Marko Livaja domani compie vent’anni e, certo, è ancora lontano dal vertice. Ma classe e comportamenti fuori dalle righe ricordano tanto il (per ora) più famoso compaesano tennista. Il giovane croato ha straordinari mezzi fisici e tecnici, combinati con un carattere fumantino (due volte non convocato per motivi disciplinari l’anno scorso, mancata risposta al c.t. dell’Under 21 dieci giorni fa).
Ora Marko vuole mettere la testa a posto: intanto, ha “limato” la cresta. E poi arriva da un’estate “on fire”: doppietta all’Udinese e gol al Chievo in amichevole, doppietta al Bari in Coppa Italia. E oggi un posto in prima f ila nel tridente di Colantuono contro il Cagliari. All’Inter, che fatica a trovare una punta di presente e prospettiva, a qualcuno fischieranno le orecchie…
Livaja, le piace il nuovo ruolo di punta esterna?
“Parecchio, perché ho più spazio in cui muovermi. Ma anche quando arrivai in Italia, a Cesena, giocavo esterno“.
Adattarsi non sembra un problema, per lei.
“In Croazia giocavo dietro la punta, ho fatto anche il centrocampista. Poi in Under 15 trovai come allenatore Ivan Gudelj, ex giocatore dell’Hajduk, e lui mi impostò come prima punta”.
I suoi riferimenti sono quelli…
“Idoli non ne ho, ma mi piacciono Ibrahimovic e Drogba. Quelli potenti”.

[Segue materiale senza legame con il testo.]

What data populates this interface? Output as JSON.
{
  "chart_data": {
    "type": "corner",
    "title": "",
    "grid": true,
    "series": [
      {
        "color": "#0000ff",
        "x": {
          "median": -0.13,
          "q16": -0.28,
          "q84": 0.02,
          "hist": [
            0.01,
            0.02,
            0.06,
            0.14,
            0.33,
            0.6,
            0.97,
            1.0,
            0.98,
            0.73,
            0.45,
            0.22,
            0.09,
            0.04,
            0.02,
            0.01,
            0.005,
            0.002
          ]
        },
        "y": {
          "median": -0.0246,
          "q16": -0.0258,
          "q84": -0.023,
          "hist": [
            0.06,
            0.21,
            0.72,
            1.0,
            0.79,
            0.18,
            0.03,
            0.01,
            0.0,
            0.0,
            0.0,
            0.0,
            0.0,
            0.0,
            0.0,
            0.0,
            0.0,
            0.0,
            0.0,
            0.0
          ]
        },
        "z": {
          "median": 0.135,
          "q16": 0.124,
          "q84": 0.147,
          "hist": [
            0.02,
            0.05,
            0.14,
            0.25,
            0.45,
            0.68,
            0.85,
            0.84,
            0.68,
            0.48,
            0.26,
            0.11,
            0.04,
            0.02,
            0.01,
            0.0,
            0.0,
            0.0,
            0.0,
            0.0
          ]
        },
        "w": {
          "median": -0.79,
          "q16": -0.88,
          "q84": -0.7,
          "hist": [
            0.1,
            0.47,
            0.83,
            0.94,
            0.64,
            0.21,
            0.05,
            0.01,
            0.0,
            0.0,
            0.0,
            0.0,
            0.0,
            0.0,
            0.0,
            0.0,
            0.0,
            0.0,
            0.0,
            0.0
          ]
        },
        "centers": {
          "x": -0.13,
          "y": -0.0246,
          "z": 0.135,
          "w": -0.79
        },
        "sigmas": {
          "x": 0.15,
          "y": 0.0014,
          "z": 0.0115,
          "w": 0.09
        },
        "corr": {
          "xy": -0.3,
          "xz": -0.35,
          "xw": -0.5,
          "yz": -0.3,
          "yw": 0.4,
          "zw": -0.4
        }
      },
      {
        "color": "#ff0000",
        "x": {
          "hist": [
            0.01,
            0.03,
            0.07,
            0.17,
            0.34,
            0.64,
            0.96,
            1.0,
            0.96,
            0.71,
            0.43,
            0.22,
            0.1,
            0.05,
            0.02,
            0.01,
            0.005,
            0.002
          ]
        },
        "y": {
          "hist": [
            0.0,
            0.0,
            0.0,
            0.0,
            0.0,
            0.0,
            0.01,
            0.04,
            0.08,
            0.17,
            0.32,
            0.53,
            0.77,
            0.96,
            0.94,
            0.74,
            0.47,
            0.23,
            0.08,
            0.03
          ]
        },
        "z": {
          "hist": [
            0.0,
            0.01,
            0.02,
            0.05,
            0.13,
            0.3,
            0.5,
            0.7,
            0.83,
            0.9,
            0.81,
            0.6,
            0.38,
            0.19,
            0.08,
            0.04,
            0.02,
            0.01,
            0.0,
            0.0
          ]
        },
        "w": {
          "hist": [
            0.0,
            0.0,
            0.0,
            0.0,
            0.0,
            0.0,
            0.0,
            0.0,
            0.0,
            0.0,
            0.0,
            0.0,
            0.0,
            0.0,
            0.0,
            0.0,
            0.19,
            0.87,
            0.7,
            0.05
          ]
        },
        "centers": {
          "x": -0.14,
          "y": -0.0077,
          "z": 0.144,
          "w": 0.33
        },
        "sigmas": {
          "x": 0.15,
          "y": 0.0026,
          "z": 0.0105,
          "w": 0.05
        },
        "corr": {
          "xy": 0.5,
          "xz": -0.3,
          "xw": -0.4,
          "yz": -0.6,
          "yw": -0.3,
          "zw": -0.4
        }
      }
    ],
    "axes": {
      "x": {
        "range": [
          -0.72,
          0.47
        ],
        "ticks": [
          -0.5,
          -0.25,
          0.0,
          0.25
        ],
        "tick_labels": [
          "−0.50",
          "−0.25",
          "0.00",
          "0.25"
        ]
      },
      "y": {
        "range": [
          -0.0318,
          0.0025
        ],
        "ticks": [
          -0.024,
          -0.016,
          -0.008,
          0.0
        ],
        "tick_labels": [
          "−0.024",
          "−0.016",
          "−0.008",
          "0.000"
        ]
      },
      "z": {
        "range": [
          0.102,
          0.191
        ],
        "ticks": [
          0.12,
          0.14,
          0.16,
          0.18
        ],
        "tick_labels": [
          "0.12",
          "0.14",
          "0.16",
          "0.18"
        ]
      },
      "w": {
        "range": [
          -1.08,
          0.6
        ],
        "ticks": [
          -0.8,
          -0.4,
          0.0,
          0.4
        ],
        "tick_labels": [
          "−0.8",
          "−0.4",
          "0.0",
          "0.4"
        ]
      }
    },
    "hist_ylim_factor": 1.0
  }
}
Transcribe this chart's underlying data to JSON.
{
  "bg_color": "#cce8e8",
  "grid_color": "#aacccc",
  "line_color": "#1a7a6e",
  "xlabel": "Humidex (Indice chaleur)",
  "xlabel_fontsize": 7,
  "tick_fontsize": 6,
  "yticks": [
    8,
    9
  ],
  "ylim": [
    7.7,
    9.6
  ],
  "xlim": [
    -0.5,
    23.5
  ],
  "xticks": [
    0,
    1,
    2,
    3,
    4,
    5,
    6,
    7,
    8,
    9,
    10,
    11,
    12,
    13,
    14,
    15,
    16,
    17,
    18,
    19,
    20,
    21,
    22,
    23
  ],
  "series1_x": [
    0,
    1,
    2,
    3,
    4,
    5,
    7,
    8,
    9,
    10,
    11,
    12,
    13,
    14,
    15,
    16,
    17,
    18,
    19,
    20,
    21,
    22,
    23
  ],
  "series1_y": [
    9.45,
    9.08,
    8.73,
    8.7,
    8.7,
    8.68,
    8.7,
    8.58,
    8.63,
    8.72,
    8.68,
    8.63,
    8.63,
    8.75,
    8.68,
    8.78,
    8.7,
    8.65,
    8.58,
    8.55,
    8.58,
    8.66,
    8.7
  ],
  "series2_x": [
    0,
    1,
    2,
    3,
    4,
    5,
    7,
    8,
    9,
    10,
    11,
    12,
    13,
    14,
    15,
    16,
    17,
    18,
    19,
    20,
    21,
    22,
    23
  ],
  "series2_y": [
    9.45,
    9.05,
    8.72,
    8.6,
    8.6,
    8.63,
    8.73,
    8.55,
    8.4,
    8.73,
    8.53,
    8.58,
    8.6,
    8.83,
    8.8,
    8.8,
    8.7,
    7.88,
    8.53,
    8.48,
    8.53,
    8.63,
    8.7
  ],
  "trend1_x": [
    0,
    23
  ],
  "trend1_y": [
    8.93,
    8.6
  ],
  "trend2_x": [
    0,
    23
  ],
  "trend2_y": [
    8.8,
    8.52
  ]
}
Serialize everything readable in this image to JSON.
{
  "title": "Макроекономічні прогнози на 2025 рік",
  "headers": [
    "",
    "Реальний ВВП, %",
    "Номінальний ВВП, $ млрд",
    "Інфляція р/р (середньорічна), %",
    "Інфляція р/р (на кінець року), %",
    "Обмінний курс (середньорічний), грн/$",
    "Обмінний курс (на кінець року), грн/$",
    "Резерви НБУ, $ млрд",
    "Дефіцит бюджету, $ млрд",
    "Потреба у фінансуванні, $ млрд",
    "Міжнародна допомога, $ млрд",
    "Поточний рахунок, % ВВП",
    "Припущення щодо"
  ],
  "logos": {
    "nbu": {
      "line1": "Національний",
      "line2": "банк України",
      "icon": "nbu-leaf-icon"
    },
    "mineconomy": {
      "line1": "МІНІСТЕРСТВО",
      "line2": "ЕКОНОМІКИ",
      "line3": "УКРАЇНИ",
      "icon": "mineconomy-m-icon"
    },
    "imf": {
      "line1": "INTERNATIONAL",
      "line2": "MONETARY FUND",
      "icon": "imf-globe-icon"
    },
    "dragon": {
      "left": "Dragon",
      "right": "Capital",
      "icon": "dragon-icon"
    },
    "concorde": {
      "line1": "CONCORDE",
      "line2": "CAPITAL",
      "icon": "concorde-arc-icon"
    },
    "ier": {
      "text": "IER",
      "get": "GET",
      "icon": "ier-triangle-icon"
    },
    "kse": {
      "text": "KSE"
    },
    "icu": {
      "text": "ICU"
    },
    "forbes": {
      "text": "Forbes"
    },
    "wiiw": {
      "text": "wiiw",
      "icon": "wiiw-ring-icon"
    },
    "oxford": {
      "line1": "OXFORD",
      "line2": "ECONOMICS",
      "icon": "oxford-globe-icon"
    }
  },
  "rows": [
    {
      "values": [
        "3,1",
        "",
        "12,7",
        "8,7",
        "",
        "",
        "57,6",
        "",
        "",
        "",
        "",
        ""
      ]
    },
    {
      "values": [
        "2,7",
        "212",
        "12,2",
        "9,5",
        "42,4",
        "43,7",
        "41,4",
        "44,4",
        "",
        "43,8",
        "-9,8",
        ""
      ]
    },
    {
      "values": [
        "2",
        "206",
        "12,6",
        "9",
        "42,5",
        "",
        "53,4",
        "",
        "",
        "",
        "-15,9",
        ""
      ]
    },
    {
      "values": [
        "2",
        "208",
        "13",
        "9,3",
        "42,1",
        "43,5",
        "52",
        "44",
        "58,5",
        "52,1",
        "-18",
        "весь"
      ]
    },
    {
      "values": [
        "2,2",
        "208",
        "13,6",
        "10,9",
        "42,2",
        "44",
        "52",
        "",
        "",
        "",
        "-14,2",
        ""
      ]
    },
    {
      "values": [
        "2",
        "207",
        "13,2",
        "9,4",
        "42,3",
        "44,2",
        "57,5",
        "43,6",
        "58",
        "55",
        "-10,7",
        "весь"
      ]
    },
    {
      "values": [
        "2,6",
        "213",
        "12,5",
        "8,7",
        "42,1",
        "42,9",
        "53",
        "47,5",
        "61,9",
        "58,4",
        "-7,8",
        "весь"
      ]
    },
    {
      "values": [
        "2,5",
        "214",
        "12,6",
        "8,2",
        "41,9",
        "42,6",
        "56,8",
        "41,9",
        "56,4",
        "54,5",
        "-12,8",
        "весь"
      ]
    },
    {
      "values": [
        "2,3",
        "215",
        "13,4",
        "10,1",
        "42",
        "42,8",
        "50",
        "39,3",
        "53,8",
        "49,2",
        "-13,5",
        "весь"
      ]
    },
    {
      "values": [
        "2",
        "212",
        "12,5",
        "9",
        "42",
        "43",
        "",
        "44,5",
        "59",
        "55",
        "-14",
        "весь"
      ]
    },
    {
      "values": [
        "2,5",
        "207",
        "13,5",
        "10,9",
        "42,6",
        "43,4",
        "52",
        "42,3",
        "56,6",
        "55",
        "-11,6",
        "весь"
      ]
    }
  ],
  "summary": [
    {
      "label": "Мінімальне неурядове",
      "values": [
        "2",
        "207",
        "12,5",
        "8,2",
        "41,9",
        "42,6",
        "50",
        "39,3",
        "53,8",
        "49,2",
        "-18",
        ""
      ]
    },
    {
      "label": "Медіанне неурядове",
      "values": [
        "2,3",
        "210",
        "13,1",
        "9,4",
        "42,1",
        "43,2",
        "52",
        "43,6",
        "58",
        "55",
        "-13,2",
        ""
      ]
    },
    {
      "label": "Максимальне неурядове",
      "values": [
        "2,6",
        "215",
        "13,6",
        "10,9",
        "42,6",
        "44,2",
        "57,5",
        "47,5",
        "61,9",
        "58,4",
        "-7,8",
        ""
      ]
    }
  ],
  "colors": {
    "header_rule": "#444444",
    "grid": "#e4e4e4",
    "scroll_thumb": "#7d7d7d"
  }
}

Colantuono le ha fatto degli esempi da seguire come punta esterna? Qualcuno dice che ora gioca “alla El Shaarawy”.
“No, lui mi dice soltanto “torna indietro, torna indietro”… Io sono un attaccante e mi piace stare vicino alla porta. Ma mi rendo conto che nel calcio moderno bisogna saper attaccare e difendere”.
Lo faceva anche Eto’o.
“Già, tutta colpa sua… Mi sono allenato con lui all’Inter 34 volte. Fortissimo. Un animale”.
Domani compie vent’anni. Che regalo vorrebbe?
“Andare in doppia cifra in questo campionato”.
È giovane, ma ne ha già passate tante.
“Ho lasciato la Croazia a 17 anni. Tramite l’Inter arrivai a Lugano. Non fu facile: non capivo una parola, per fortuna c’erano due croati e due serbi, ma parlavano sempre tedesco… E poi non potevo giocare in campionato: è dura allenarsi tutta la settimana e poi stare davanti alla tv. Ora invece sono proprio contento: sono titolare in Serie A, il campionato più difficile del mondo. È il motivo per cui ho scelto l’Atalanta”.
Anche suo fratello ora è in Italia.
“Già, Mirko, classe ’95. Ma lui è un centrocampista”.
È vero che da piccolo giocava a tennis?
“No! Molti lo hanno scritto, ma non è vero. Però mi piace”.
Ivanisevic lo conosce.
“Certo, e sono sempre stato un suo tifoso. Abita a Spalato, come me”.
Ma quelli di Spalato sono tutti un po’ matti?
“Così dicono. Ma adesso faccio il tranquillo, non faccio più cazzate come quelle dell’anno scorso. Per il mio bene, prima di tutto, e poi per la società, l’allenatore, i compagni. Devo cambiare”.
Ha preso la patente?
“Non ancora: volevo prenderla quest’estate, ma ho giocato il Mondiale Under 20. Poi una settimana di vacanza a casa mia, a Spalato, e quindi il ritiro”.
Ma non c’è più Budan che la portava all’allenamento. Come fa?
“Per fortuna ho due o tre compagni che abitano vicino a me. Comunque dovrò studiare per la patente, ma non ne ho tanta voglia…”.